Tutto ciò per dire che con scopi diversi questo libro può essere a nostro avviso proposto anche a bambini di età prescolare. Diversi gli scopi, ma anche gli esiti, devo dire incerti…
Due i livelli di giudizio. Per quanto riguarda le illustrazioni, credo che Hole piaccia molto agli adulti. Io personalmente ne sono affascinata . L’originalità, però, non può essere premiata a priori e, nonostante (sempre personalmente!) io troverei stimolante l’idea di proporre una realtà “mutante”, in cui le cose ritagliate e ricollocate, con proporzioni alterate, all’interno di prospettive oniriche acquistano un significato potenziato (sarà anche lo stile Ikea!), ho appurato che i bambini semplicemente vengono spaventati o disgustati da certe immagini…

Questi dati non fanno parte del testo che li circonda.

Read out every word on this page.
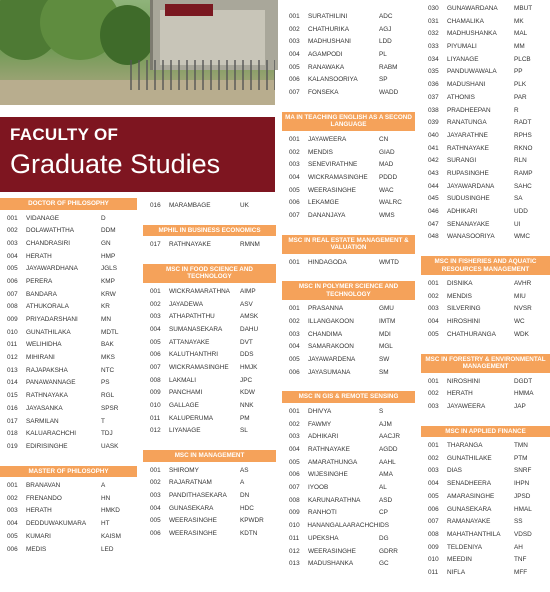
DOCTOR OF PHILOSOPHY
001	VIDANAGE	D
002	DOLAWATHTHA	DDM
003	CHANDRASIRI	GN
004	HERATH	HMP
005	JAYAWARDHANA	JGLS
006	PERERA	KMP
007	BANDARA	KRW
008	ATHUKORALA	KR
009	PRIYADARSHANI	MN
010	GUNATHILAKA	MDTL
011	WELIHIDHA	BAK
012	MIHIRANI	MKS
013	RAJAPAKSHA	NTC
014	PANAWANNAGE	PS
015	RATHNAYAKA	RGL
016	JAYASANKA	SPSR
017	SARMILAN	T
018	KALUARACHCHI	TDJ
019	EDIRISINGHE	UASK
MASTER OF PHILOSOPHY
001	BRANAVAN	A
002	FRENANDO	HN
003	HERATH	HMKD
004	DEDDUWAKUMARA	HT
005	KUMARI	KAISM
006	MEDIS	LED
016	MARAMBAGE	UK
MPHIL IN BUSINESS ECONOMICS
017	RATHNAYAKE	RMNM
MSC IN FOOD SCIENCE AND TECHNOLOGY
001	WICKRAMARATHNA	AIMP
002	JAYADEWA	ASV
003	ATHAPATHTHU	AMSK
004	SUMANASEKARA	DAHU
005	ATTANAYAKE	DVT
006	KALUTHANTHRI	DDS
007	WICKRAMASINGHE	HMJK
008	LAKMALI	JPC
009	PANCHAMI	KDW
010	GALLAGE	NNK
011	KALUPERUMA	PM
012	LIYANAGE	SL
MSC IN MANAGEMENT
001	SHIROMY	AS
002	RAJARATNAM	A
003	PANDITHASEKARA	DN
004	GUNASEKARA	HDC
005	WEERASINGHE	KPWDR
006	WEERASINGHE	KDTN
001	SURATHILINI	ADC
002	CHATHURIKA	AGJ
003	MADHUSHANI	LDD
004	AGAMPODI	PL
005	RANAWAKA	RABM
006	KALANSOORIYA	SP
007	FONSEKA	WADD
MA IN TEACHING ENGLISH AS A SECOND LANGUAGE
001	JAYAWEERA	CN
002	MENDIS	GIAD
003	SENEVIRATHNE	MAD
004	WICKRAMASINGHE	PDDD
005	WEERASINGHE	WAC
006	LEKAMGE	WALRC
007	DANANJAYA	WMS
MSC IN REAL ESTATE MANAGEMENT & VALUATION
001	HINDAGODA	WMTD
MSC IN POLYMER SCIENCE AND TECHNOLOGY
001	PRASANNA	GMU
002	ILLANGAKOON	IMTM
003	CHANDIMA	MDI
004	SAMARAKOON	MGL
005	JAYAWARDENA	SW
006	JAYASUMANA	SM
MSC IN GIS & REMOTE SENSING
001	DHIVYA	S
002	FAWMY	AJM
003	ADHIKARI	AACJR
004	RATHNAYAKE	AGDD
005	AMARATHUNGA	AAHL
006	WIJESINGHE	AMA
007	IYOOB	AL
008	KARUNARATHNA	ASD
009	RANHOTI	CP
010	HANANGALAARACHCHI DS
011	UPEKSHA	DG
012	WEERASINGHE	GDRR
013	MADUSHANKA	GC
030	GUNAWARDANA	MBUT
031	CHAMALIKA	MK
032	MADHUSHANKA	MAL
033	PIYUMALI	MM
034	LIYANAGE	PLCB
035	PANDUWAWALA	PP
036	MADUSHANI	PLK
037	ATHONIS	PAR
038	PRADHEEPAN	R
039	RANATUNGA	RADT
040	JAYARATHNE	RPHS
041	RATHNAYAKE	RKNO
042	SURANGI	RLN
043	RUPASINGHE	RAMP
044	JAYAWARDANA	SAHC
045	SUDUSINGHE	SA
046	ADHIKARI	UDD
047	SENANAYAKE	UI
048	WANASOORIYA	WMC
MSC IN FISHERIES AND AQUATIC RESOURCES MANAGEMENT
001	DISNIKA	AVHR
002	MENDIS	MIU
003	SILVERING	NVSR
004	HIROSHINI	WC
005	CHATHURANGA	WDK
MSC IN FORESTRY & ENVIRONMENTAL MANAGEMENT
001	NIROSHINI	DGDT
002	HERATH	HMMA
003	JAYAWEERA	JAP
MSC IN APPLIED FINANCE
001	THARANGA	TMN
002	GUNATHILAKE	PTM
003	DIAS	SNRF
004	SENADHEERA	IHPN
005	AMARASINGHE	JPSD
006	GUNASEKARA	HMAL
007	RAMANAYAKE	SS
008	MAHATHANTHILA	VDSD
009	TELDENIYA	AH
010	MEEDIN	TNF
011	NIFLA	MFF
FACULTY OF
Graduate Studies
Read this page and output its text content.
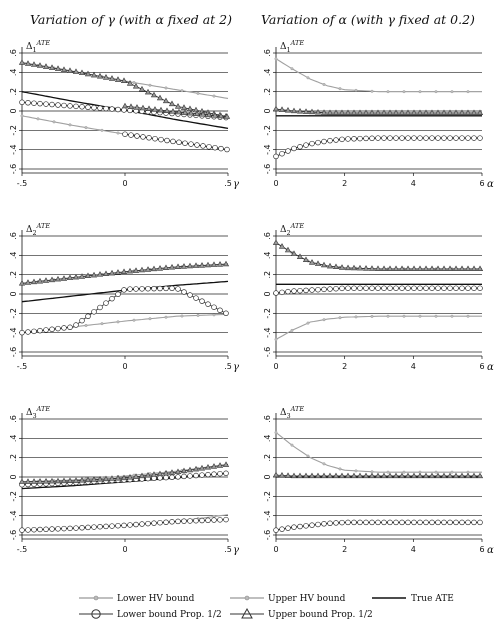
Variation of γ (with α fixed at 2) Variation of α (with γ fixed at 0.2)
-.6
-.4
-.2
0
.2
.4
.6
-.5	0	.5 γ
$\Delta_1^{ATE}$
-.6
-.4
-.2
0
.2
.4
.6
-.5	0	.5 γ
$\Delta_2^{ATE}$
-.6
-.4
-.2
0
.2
.4
.6
-.5	0	.5 γ
$\Delta_3^{ATE}$
-.6
-.4
-.2
0
.2
.4
.6
0	2	4	6 α
$\Delta_1^{ATE}$
-.6
-.4
-.2
0
.2
.4
.6
0	2	4	6 α
$\Delta_2^{ATE}$
-.6
-.4
-.2
0
.2
.4
.6
0	2	4	6 α
$\Delta_3^{ATE}$
Lower HV bound	Upper HV bound	True ATE
Lower bound Prop. 1/2	Upper bound Prop. 1/2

Per quanto riguarda la storia, non v’è dubbio che sia ben ritmata. Centrato il punto di vista del bambino e accattivante per il lettore, ma l’obiezione, per nove su dieci, è “Finisce in aria?”. Inutile guidarli a ripercorrere la giornata di Garmann. Non manca nessun passaggio: un “one day plot” da manuale. Un giorno ben definito nella sua unicità (l’ultimo giorno di vacanza) : inizio la mattina, fine la sera. Perché dunque questa ineluttabile sensazione di incompiutezza? Perché al tramonto quando tutto è compiuto e non rimane che aspettare che trascorrano le ultime 13 ore prima dell’inizio della scuola, Garmann ha ancora paura. Tutto quanto è accaduto non ha cambiato la situazione di partenza e questo perché è stato vissuto senza un giudizio adulto. Nessuna speranza, nessun conforto per il piccolo Garmann se gli adulti non sanno giudicare la realtà. Va a vuoto anche il tentativo della zia Borghild (come si pronuncerà?) che pensando alla Morte e al Paradiso dice “…ho paura di lasciarti. Ma il grande giardino potrebbe essere interessante”. Anche il papà ha paura di qualcosa e la madre, ma al momento di accennare a un qualche motivo di speranza uno torna in soffitta a esercitarsi col violino e l’altra rientra in cucina.
Una figura rimane, quella di zia Augusta (questa sì, che si sa pronunciare!), la quale non ha paura di niente, perché è diventata un po’ smemorata e “Chi non ricorda niente, non ha niente di cui aver paura”.